Musik rockt die Zelle

Prof. Hans-Peter Zenner erklärte Kindern, wie das Hören funktioniert

Töne kann man sehen. Zellen tanzen Rock‘n‘Roll. Und das ist noch nicht alles: Auch über merkwürdige Mini-Werkzeuge und kleine Männer im Ohr staunten die 300 Studierenden am Dienstag zum Auftakt der 15. Kinder-Uni in der Vorlesung von Prof. Hans-Peter Zenner.

28.04.2016

Von Ulla Steuernagel

Jan, Kai und Ceyda assistieren Prof. Hans-Peter Zenner hier bei einem Ohrmodell. Bild: Metz

Jan, Kai und Ceyda assistieren Prof. Hans-Peter Zenner hier bei einem Ohrmodell. Bild: Metz

Tübingen. Wie kann man Töne sehen? Ganz einfach: Man nehme eine Trommel und noch eine Trommel und einen Tischtennisball. Diesen Ball lege man in die Mitte der einen Trommel und schlage mit Wucht auf die andere. Auf der nicht-geschlagenen Trommel hüpft der Ball nun in die Höhe.

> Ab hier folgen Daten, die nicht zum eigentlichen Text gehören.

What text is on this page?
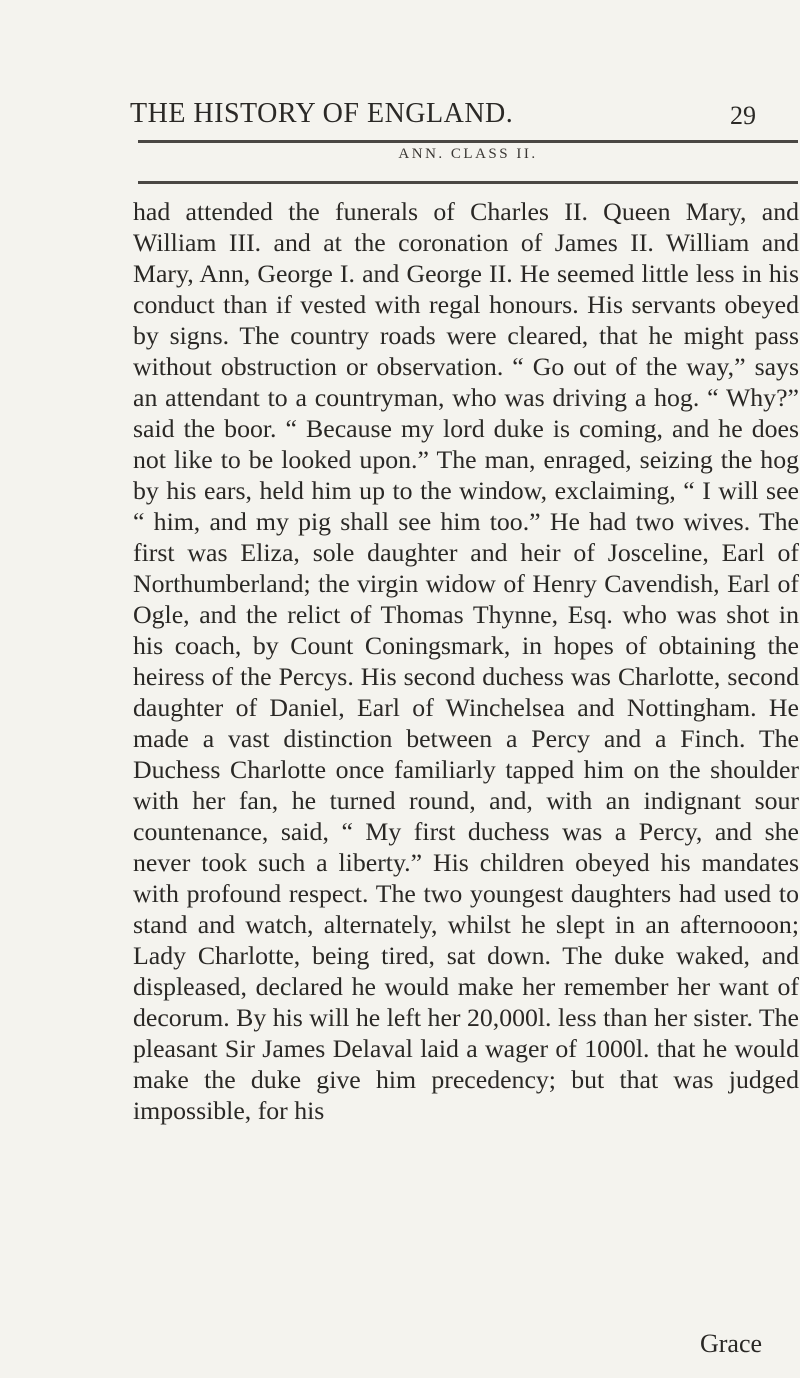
THE HISTORY OF ENGLAND.	29
ANN. CLASS II.

had attended the funerals of Charles II. Queen Mary, and William III. and at the coronation of James II. William and Mary, Ann, George I. and George II. He seemed little less in his conduct than if vested with regal honours. His servants obeyed by signs. The country roads were cleared, that he might pass without obstruction or observation. “ Go out of the way,” says an attendant to a countryman, who was driving a hog. “ Why?” said the boor. “ Because my lord duke is coming, and he does not like to be looked upon.” The man, enraged, seizing the hog by his ears, held him up to the window, exclaiming, “ I will see “ him, and my pig shall see him too.” He had two wives. The first was Eliza, sole daughter and heir of Josceline, Earl of Northumberland; the virgin widow of Henry Cavendish, Earl of Ogle, and the relict of Thomas Thynne, Esq. who was shot in his coach, by Count Coningsmark, in hopes of obtaining the heiress of the Percys. His second duchess was Charlotte, second daughter of Daniel, Earl of Winchelsea and Nottingham. He made a vast distinction between a Percy and a Finch. The Duchess Charlotte once familiarly tapped him on the shoulder with her fan, he turned round, and, with an indignant sour countenance, said, “ My first duchess was a Percy, and she never took such a liberty.” His children obeyed his mandates with profound respect. The two youngest daughters had used to stand and watch, alternately, whilst he slept in an afternooon; Lady Charlotte, being tired, sat down. The duke waked, and displeased, declared he would make her remember her want of decorum. By his will he left her 20,000l. less than her sister. The pleasant Sir James Delaval laid a wager of 1000l. that he would make the duke give him precedency; but that was judged impossible, for his

Grace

Prof. Hans-Peter Zenner ist Mediziner und seine Spezialität sind Hals, Nasen und Ohren. Er weiß also genau, wie Krach, Musik oder auch geflüsterte Worte in die Ohren und von dort ins Gehirn wandern. Der Hörsinn ist noch nicht einmal aufs Sehen angewiesen, er funktioniert im Dunkeln so gut wie im Hellen. Und anders als Augen nehmen Ohren auch um die Ecke wahr. Manches auf dem unsichtbaren Hörweg durch den Kopf lässt sich sichtbar machen. „Die Wissenschaft“, so erklärte Zenner den rund 300 Kindern im Kupferbau-Hörsaal, „macht das über das Experiment.“

Und wie es sich für einen Professor gehört, hatte Zenner gleich einen Stab von Assistenten, die ihm dabei behilflich waren. Sie hießen Jana, Kai, Ceyda und Dr. John Philipp Thiericke.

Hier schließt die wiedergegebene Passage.